Она сильно утомлена и хочет глотнуть свежего воздуха, а потому покидает душный закуток, освещенный керосиновыми лампами, и проходит через помещение командного пункта, где офицеры наносят на карты обстановку, снуют с донесениями связные, а кто-то просто курит и болтает с соседом, пристроившись с винтовкой между колен на ступеньках или прислонившись к стене.
В глубине, вокруг большого стола, застеленного картами, обсуждают положение подполковник Ланда, майор Карбонелль и комиссар бригады. Спиной к Пато стоит еще один офицер, похожий на капитана Баскуньяну, с которым она вчера разговаривала в сосняке. Похоже, у них идет довольно горячий спор – комиссар Русо уже дважды стукнул по столу кулаком.
– Далеко не уходи, – предупреждает лейтенант Харпо, когда Пато проходит мимо. – Сама видишь, что тут у нас творится.
– А вообще как?
– Могло быть и лучше.
В воздухе, пропитанном табаком и потом, гудят возбужденные и встревоженные голоса этого мужского многолюдья, и Пато вздыхает с облегчением, когда наконец выбирается наружу, на яркий свет дня, в большое патио с выбеленными стенами.

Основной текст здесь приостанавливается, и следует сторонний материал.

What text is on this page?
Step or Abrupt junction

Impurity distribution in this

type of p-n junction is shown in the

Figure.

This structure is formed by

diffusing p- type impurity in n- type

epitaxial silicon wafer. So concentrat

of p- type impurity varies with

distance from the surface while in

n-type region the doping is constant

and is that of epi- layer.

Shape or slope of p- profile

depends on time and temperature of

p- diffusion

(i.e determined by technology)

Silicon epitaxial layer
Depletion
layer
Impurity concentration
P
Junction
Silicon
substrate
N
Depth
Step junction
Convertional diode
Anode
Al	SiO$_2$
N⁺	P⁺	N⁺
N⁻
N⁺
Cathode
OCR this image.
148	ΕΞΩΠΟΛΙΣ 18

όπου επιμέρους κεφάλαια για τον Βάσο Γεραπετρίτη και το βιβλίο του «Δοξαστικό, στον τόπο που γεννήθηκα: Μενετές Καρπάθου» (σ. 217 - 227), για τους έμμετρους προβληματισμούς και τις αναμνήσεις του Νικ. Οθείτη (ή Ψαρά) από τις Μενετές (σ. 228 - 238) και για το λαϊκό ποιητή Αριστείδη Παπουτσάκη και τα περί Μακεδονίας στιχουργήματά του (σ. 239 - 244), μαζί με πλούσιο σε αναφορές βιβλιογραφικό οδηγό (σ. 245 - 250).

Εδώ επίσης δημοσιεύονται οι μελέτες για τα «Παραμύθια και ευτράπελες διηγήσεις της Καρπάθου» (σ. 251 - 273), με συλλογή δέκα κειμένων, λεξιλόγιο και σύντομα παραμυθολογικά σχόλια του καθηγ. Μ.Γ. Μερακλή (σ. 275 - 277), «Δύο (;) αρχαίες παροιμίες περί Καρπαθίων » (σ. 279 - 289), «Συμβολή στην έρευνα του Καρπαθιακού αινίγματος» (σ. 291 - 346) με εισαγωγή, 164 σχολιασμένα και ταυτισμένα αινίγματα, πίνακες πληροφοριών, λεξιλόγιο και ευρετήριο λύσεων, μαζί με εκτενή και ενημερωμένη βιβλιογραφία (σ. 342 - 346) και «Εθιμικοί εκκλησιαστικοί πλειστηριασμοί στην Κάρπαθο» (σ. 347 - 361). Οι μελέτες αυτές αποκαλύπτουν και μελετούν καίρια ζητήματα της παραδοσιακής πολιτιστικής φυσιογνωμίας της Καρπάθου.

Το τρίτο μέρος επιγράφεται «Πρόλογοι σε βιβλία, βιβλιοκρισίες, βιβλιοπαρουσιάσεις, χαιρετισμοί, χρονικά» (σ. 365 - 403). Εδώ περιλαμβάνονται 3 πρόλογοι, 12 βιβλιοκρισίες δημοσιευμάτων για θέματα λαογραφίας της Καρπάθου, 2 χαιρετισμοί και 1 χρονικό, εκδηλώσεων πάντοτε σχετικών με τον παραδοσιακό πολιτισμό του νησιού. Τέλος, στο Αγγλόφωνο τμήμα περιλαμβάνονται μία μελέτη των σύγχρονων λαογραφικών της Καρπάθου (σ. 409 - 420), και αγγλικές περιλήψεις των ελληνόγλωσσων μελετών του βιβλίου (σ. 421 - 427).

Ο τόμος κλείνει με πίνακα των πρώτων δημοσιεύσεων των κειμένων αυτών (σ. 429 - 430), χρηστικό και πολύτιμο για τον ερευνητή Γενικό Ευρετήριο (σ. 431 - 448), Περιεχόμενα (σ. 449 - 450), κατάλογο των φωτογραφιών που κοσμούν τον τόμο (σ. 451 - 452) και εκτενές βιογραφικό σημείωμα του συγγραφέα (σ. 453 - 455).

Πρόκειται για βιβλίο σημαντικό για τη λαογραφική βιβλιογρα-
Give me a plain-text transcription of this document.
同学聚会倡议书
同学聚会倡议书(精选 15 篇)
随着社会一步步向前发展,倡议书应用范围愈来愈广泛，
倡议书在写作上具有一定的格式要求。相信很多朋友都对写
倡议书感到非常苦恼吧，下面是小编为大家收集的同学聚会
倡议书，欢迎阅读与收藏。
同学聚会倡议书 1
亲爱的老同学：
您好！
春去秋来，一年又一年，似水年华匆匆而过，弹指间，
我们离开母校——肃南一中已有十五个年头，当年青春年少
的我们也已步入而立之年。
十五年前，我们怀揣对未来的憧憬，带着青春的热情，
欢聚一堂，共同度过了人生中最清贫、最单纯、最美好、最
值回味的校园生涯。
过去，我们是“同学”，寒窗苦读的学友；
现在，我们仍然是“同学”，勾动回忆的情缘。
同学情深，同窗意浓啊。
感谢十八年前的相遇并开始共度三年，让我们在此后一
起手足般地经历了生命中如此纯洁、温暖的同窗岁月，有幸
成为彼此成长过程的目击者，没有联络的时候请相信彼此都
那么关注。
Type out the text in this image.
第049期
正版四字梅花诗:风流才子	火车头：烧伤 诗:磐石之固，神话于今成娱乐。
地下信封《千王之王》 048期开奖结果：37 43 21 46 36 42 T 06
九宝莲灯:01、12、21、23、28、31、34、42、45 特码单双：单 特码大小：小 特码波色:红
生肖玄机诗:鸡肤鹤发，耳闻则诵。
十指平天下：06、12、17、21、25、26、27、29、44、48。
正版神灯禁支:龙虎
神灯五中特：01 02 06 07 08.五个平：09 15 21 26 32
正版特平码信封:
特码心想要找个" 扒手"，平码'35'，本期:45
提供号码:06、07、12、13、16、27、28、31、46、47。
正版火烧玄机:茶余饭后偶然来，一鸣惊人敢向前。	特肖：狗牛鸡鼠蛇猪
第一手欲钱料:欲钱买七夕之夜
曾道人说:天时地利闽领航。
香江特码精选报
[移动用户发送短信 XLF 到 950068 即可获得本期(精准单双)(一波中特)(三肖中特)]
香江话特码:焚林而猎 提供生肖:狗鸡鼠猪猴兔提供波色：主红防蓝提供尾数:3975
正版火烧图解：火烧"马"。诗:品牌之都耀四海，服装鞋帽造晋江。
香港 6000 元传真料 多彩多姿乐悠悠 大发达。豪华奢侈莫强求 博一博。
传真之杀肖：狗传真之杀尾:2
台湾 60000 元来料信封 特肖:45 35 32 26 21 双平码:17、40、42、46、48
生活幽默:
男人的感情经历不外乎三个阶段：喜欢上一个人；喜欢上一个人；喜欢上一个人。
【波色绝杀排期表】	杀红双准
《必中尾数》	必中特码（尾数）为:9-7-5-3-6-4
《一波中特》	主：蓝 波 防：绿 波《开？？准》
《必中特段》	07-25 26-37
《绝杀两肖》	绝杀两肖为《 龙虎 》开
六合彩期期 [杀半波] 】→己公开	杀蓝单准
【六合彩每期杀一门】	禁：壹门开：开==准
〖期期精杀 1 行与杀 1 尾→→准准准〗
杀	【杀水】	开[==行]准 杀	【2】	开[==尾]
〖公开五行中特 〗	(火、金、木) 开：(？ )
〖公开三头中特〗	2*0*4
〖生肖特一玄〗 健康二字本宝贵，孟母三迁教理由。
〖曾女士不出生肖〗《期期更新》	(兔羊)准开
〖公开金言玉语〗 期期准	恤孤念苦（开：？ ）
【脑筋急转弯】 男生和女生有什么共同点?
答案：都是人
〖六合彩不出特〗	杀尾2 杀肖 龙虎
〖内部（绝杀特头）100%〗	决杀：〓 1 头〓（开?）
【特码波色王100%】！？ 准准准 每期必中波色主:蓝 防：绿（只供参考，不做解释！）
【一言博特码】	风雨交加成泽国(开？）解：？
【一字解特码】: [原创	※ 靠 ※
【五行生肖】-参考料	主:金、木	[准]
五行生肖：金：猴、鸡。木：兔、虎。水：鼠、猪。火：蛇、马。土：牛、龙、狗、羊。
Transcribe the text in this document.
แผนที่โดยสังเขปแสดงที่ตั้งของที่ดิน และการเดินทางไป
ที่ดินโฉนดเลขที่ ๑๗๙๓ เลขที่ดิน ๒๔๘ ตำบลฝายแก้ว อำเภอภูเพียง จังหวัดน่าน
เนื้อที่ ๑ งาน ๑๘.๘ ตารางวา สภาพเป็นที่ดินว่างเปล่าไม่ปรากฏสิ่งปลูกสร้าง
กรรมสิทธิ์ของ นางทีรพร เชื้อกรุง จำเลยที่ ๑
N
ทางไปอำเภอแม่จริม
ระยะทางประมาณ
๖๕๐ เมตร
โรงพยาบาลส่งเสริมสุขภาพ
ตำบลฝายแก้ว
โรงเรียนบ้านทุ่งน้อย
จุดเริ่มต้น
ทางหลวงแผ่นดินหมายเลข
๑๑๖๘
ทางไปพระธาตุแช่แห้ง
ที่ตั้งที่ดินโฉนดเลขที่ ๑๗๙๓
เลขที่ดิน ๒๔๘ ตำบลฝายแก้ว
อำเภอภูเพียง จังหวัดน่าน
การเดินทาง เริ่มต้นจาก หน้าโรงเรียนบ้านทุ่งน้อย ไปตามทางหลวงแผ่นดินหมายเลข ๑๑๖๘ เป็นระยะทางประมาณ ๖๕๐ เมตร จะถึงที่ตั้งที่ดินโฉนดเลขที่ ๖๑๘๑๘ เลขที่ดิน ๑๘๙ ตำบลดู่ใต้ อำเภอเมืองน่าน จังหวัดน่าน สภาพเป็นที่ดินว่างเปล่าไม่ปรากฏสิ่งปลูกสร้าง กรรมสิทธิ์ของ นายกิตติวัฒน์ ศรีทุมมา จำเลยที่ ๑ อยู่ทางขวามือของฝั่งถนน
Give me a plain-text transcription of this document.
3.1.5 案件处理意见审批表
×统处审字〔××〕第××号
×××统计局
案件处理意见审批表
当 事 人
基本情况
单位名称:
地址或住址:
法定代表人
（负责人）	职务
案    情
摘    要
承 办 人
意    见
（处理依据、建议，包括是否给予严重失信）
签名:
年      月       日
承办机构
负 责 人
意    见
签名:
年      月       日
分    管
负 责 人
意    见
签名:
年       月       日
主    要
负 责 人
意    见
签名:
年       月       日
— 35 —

В дальнем его конце, где прежде хранили всякий сельскохозяйственный инвентарь, теперь перевязывают и сортируют раненых, скорбным потоком поступающих из городка, – одни на своих ногах, другие на носилках. Под брезентовым навесом громоздятся зеленые склянки с противостолбнячной сывороткой, тюки с бинтами и марлей; бутыли с хлороформом. Там и тут видны обмотанные окровавленным тряпьем головы, незрячие глаза, руки на перевязи, раздробленные ноги, болтающиеся на носилках, залитых кровью до самых рукоятей. Прибывших усаживают в тень, и врач с четырьмя помощниками-практикантами осматривает их, распределяя по степени тяжести. Одних, наскоро обработав их раны, возвращают на передовую, других отправляют в тыл – к реке, а третьих, безнадежных, укладывают в сторонке, вкалывают им морфин, чтобы затем и вскоре отнести чуть подальше, к стене, и положить в длинный ряд тел, с головой покрытых одеялами: над ними жужжат рои мух и из-под них выглядывают ноги в сапогах или альпаргатах.
Пато, сунув руки в карманы комбинезона, смотрит на них издали и вспоминает фашистские бомбардировки Мадрида, женщин и детей, разорванных на куски или раздавленных обломками домов. Не раз, выходя из здания своей компании, она видела изуродованные трупы, а однажды бомба разнесла вертящуюся входную дверь, и охранявший ее штурмгвардеец – симпатичный усач, неизменно заигрывавший с девушкой, – раненный осколками, ослепший, ворочался в луже крови, зовя на помощь.
– Все это и привело меня сюда, – говорит она вслух, сама того не замечая.
И спохватывается, лишь когда мужской голос за спиной отвечает:
– Всего этого, должно быть, накопилось слишком много.
Пато оборачивается: она смущена и удивлена. Разве что не покраснела. Перед ней стоит капитан Баскуньяна – усы как у Кларка Гейбла, фуражка, не без ухарства сдвинутая набекрень. Щурясь от дыма зажатой во рту сигареты, он разглядывает Пато.
– Эти уже не годятся для исторического анализа, для самокритики и марксистской диалектики, – говорит он, показав подбородком на раненых и мертвых.
Пато не отвечает. Стоит как стояла, дыша глубоко и редко.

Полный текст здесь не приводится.